Taking a longer time to become debt free- A cash-out refinance stretches your debt repayment to 15 or, more commonly, 30 years. The benefit of the cutting your monthly payment to service your debt may be important, but weigh it carefully, as extending the time to repay the loan will cost you more money in the long run.
Not all-inclusive- Debt consolidation may not cover all your debts. A cash-out refinance and a debt consolidation loan may limit the amount you borrow due to your debt-to-income ratio, the amount of equity you have, or your credit score. A DMP and debt settlement won’t accept secured debts.
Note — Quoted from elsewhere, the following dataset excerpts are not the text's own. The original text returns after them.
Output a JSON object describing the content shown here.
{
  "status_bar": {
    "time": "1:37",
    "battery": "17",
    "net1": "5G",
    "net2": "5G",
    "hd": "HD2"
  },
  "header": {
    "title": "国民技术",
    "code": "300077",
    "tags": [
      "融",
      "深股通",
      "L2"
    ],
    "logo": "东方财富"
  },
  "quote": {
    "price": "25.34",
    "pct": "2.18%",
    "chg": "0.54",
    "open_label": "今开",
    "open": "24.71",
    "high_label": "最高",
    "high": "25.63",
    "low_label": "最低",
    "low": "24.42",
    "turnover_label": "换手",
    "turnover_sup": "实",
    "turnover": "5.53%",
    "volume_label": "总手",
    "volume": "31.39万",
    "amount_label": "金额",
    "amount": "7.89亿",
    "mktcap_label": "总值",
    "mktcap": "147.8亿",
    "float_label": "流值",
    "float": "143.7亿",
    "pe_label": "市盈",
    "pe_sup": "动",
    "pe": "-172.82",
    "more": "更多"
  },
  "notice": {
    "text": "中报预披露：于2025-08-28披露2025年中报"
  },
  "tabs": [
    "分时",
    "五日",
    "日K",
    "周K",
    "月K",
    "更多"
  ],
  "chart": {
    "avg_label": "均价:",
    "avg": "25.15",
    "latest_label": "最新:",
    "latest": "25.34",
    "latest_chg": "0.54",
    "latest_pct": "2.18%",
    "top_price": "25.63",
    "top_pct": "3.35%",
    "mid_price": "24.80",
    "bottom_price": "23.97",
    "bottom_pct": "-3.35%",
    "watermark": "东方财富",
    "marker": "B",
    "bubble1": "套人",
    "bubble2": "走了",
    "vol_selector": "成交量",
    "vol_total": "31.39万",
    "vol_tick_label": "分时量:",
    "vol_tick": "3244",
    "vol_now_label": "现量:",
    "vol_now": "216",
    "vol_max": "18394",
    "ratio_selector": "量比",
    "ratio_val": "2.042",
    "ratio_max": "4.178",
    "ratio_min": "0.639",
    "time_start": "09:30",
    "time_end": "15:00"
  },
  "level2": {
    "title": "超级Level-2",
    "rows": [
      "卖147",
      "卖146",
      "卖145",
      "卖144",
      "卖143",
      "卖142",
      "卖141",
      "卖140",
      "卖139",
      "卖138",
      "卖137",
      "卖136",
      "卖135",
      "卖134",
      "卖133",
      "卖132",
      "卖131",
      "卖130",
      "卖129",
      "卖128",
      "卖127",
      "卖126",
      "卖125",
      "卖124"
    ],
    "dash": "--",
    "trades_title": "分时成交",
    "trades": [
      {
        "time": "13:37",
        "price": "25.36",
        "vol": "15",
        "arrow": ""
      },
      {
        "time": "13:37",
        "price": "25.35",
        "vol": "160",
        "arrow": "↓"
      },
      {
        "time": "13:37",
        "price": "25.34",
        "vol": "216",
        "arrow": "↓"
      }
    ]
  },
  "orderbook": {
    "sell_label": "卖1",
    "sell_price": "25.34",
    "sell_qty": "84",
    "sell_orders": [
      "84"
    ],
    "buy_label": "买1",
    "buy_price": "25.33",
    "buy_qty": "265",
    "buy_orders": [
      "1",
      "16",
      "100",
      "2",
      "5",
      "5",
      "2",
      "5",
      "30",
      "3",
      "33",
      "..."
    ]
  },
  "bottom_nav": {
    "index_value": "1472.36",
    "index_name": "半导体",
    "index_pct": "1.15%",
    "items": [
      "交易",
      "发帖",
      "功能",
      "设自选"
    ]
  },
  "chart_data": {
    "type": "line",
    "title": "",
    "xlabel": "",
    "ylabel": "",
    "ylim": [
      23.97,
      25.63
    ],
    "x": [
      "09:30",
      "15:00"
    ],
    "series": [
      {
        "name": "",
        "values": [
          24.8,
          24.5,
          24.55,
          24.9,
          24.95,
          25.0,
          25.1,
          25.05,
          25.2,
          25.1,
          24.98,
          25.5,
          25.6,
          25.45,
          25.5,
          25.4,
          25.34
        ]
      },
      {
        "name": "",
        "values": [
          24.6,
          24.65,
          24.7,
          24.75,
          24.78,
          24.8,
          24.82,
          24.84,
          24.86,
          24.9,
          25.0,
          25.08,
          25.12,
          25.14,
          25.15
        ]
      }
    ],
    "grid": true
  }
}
Any of these can be the right choice, even if not all debts are included, but you should have a plan for debts outside of your debt consolidation solution, so you can pay off all your obligations.
Fees- All forms of debt consolidation have some fees and costs. That doesn’t make any choice a bad one, necessarily. It does mean you should be aware of the costs that come with the solution, so you can make an informed choice.
Not solving your debt problem- To be successful, debt consolidation requires lifestyle changes, so you don’t repeat the same behavior that caused you to build up debt. Be committed to budgeting and controlling your expenses. Don’t take out a debt consolidation loan and then run up new credit card debt. If you do, you will have made your debt problem worse, instead of solving it.
Use the Debt Navigator
The BIlls.com Debt Navigator is a free tool that will give you a recommended debt consolidation option based on your answers to a series of short questions.
Make a Decision and Stick with It
Now that you understand the key factors to weigh, you can make an informed decision about the right debt consolidation option for your situation. Whichever debt consolidation solution you put in place, it is only a part, perhaps an essential part, of your overall financial well-being. Understand the impact of your debt consolidation solution in the short-term and long-term. Commit to a solution you are confident you can complete. It takes discipline to make serious changes. Sticking to a debt consolidation solution for a number of years establishes good habits that will benefit you throughout your life.
Did you know?
Debt is used to buy a home, pay for bills, buy a car, or pay for a college education. According to the NY Federal Reserve total household debt as of Q2 2023 was $17.06 trillion. Auto loan debt was $1.582 trillion and credit card was $1.031 trillion.
According to data gathered by Urban.org from a sample of credit reports, about 26% of people in the US have some kind of debt in collections. The median debt in collections is $1,739. Student loans and auto loans are common types of debt. Of people holding student debt, approximately 10% had student loans in collections. The national Auto/Retail debt delinquency rate was 4%.
Each state has its rate of delinquency and share of debts in collections. For example, in New Jersey credit card delinquency rate was 3%, and the median credit card debt was $430.
To maintain an excellent credit score it is vital to make timely payments. However, there are many circumstances that lead to late payments or debt in collections. The good news is that there are a lot of ways to deal with debt including debt consolidation and debt relief solutions.